2 Count six charged Stephen Tran with unlawful sexual intercourse with C.T. He is not a party to this appeal.

3 Having run away from home, S.T. moved around to “[l]ots of places.” She did not have a job or any way to earn a paycheck, and C.T. bought food for her. S.T. did not know how C.T. made money, but she did sometimes see C.T. leave with defendant to go somewhere. Defendant would be talking on the phone and he would leave the room. When he returned, he would tell C.T. that she had work. C.T. would leave with defendant, and she would return approximately an hour later. S.T. did not know where C.T. would go, but when she returned, C.T. would have money and food. At some point during the time between October and December 2011, defendant had a conversation with S.T. about how she could earn money. Defendant told S.T. that she “could either do this or [she] can just work at the strip bar.” When defendant stated she could “do this,” S.T. assumed that he was referring to prostitution. She had never engaged in prostitution before. S.T. knew it was wrong, she did not want to do it, and she knew that it would be a bad decision, but she felt pressured. S.T. initially refused. C.T. continued to pay for S.T.’s food. Approximately two weeks after defendant’s conversation with S.T., C.T. talked to S.T. and asked S.T. to help her. C.T. told S.T. that they both had to “do this in order to have a living.” S.T. felt bad that C.T. continued to provide food for her. She felt that she could no longer let C.T. do everything for her, and that she needed to contribute. After considering the matter for some time, S.T. “decided to do it.” Thereafter, she engaged in approximately 30 acts of prostitution. S.T. did not find her own customers. Defendant made the arrangements. Defendant would receive a call, leave the room, return, and tell S.T. and C.T. that they had work. Defendant was the only person who told her when she had work. Defendant, Tyrone, or Stephen Tran would drive them to their destination, usually a motel. Sometimes Stephen would drive her to customers’ homes. Tyrone had introduced S.T. to Stephen Tran at some point after S.T. had run away. If Tyrone or Stephen drove, defendant would tell them what to do. She never saw Tyrone or Stephen make the arrangements.
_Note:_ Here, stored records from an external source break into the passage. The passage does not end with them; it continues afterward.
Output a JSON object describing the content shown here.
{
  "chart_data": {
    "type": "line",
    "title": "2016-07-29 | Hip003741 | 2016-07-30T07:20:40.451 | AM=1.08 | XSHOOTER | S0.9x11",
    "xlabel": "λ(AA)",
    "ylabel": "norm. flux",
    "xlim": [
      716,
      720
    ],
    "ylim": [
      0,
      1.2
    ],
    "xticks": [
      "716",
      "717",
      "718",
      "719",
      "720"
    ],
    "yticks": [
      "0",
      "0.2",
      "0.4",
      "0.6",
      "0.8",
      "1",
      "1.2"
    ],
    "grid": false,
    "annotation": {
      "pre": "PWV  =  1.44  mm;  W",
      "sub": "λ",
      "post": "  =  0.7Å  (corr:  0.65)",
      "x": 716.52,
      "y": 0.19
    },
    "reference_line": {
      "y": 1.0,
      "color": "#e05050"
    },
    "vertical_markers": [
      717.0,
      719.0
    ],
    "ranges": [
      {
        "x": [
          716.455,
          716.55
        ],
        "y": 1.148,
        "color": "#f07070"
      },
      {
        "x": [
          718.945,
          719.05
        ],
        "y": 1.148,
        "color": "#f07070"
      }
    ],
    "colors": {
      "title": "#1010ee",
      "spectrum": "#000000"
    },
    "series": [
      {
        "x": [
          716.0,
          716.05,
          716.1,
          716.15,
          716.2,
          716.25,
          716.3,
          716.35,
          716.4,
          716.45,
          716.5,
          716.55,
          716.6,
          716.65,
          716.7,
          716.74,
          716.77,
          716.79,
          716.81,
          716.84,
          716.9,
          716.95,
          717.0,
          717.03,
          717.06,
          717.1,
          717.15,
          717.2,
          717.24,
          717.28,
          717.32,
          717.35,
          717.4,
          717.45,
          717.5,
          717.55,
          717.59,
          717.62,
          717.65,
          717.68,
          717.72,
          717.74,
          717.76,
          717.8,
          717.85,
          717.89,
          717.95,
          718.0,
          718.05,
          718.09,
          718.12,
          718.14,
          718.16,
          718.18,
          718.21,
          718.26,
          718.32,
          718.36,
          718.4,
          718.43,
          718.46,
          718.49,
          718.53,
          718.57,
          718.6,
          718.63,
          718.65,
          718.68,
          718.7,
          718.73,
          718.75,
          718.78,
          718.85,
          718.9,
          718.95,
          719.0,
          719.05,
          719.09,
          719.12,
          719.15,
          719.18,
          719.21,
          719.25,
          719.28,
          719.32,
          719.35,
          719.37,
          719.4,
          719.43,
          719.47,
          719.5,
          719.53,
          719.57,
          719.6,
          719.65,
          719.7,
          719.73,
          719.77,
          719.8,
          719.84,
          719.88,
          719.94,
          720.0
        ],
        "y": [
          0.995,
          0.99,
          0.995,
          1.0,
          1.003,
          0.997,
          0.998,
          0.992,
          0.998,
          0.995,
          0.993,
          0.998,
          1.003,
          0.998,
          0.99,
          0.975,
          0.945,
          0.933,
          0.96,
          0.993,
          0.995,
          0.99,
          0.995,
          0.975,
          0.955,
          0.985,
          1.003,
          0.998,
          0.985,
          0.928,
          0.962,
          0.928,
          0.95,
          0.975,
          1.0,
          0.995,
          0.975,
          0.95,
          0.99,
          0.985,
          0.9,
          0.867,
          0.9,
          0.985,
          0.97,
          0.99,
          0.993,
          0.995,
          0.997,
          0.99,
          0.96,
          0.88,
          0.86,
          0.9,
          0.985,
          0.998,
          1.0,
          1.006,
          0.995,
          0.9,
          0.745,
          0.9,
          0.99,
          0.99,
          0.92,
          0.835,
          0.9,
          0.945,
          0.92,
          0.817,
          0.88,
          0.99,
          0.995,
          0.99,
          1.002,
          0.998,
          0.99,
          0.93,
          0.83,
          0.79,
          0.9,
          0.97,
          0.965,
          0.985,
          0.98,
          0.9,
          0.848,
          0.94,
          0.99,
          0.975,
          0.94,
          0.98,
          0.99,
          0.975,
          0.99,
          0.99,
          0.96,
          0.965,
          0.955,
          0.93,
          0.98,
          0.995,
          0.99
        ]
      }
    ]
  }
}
4 At the motel, a man would be waiting out front. They would follow the man to a motel room. Once in the room, they would not discuss with the man how much certain acts would cost. Instead, they would “just automatically do it,” meaning either vaginal or anal intercourse. Sometimes S.T. and C.T. would go together, and other times they would go individually. When they went together, one of them would have intercourse with a customer while the other waited outside. S.T. would use condoms provided by defendant, Tyrone, or Stephen. After engaging in intercourse with S.T., the man would give money either to S.T. or to defendant. Defendant would be waiting outside when they were done. S.T. would receive $40 for each occurrence. She would give defendant $20. The amount of money she gave defendant was “[d]ue to the sex act.” When asked why she gave defendant $20, S.T. said, “It was for respect. For me, he let me sleep over. He gave me a roof over my head. He gave me food.